Además, estos resultados les permiten concluir que los T. rex vivían mucho más tiempo de lo que se pensaba, porque los adultos más grandes tendrían alrededor de los 45 años, y la mayor parte de la vida de estos animales, o, como mínimo, las primeras décadas, tendrían un tamaño mucho más ajustado, lo que haría que compitieran con otros depredadores de tamaño similar. Aunque queda mucho por investigar, parecería que los animales jóvenes, de tamaño más pequeño, pero más rápidos, podrían cazar, mientras que los más grandes podrían cazar o alimentarse de presas más grandes, pero envejecidas o enfermas.

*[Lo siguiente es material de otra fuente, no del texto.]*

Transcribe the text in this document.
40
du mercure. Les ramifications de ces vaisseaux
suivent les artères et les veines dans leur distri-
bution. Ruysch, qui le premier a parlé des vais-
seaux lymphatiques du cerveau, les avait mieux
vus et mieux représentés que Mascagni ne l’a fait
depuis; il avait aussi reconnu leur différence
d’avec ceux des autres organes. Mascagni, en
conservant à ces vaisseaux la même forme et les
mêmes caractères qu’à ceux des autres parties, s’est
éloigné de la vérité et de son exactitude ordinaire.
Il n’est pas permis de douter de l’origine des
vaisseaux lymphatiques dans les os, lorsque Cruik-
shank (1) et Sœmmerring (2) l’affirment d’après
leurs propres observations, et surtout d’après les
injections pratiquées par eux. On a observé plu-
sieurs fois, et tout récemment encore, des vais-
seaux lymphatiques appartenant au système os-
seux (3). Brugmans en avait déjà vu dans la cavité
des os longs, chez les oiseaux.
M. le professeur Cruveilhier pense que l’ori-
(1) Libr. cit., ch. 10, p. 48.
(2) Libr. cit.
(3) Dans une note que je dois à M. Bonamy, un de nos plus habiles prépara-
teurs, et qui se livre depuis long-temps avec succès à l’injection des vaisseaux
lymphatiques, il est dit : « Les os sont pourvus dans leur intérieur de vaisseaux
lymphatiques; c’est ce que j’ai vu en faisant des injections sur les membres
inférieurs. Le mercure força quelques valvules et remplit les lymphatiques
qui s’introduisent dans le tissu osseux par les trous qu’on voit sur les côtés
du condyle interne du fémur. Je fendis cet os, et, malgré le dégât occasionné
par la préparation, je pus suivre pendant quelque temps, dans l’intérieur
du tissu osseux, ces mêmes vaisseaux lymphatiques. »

Dentro de los diecisiete esqueletos de tiranosaurio analizados, han encontrado a dos individuos de tamaño más pequeño que no se ajustan a las medidas observadas en los demás individuos del mismo tamaño. De hecho, a pesar de tener un tamaño correspondiente a un animal juvenil, presentan diferencias significativas en la histología ósea que indicarían que quizás no pertenecen a la misma especie. Este no es un resultado menor, ya que existe algún otro resto fósil que ya se había propuesto que no correspondería al gran T. rex, sino a otra especie de tiranosaurio más pequeño, llamada Nanotyrannus. La existencia de esta especie fue propuesta cuando se encontró un cráneo fósil (pero, desafortunadamente, sin otros huesos conservados), pero otros investigadores opinaban que, en realidad, se trataba de un tiranosaurio joven. Un artículo recién publicado en la revista Science, sin embargo, ha demostrado que los huesos ceratobranquiales (huesos alargados entre las mandíbulas inferiores a los que se unen los tendones de la lengua) también presentan anillos de crecimiento. El estudio de estos anillos demuestra que no se trata de tiranosaurios jóvenes, sino que son especímenes adultos, por lo tanto, una evidencia potente a favor de la existencia de los Nanotyrannus, lo que encajaría también con los dos fósiles de tamaño más pequeño que hemos comentado anteriormente.
Así pues, no solo debemos pensar en el T. rex, el gigantesco rey de los saurios, sino que también tenemos evidencias de la coexistencia con otras especies de tiranosaurios, como el Nanotyrannus, un gran depredador en miniatura.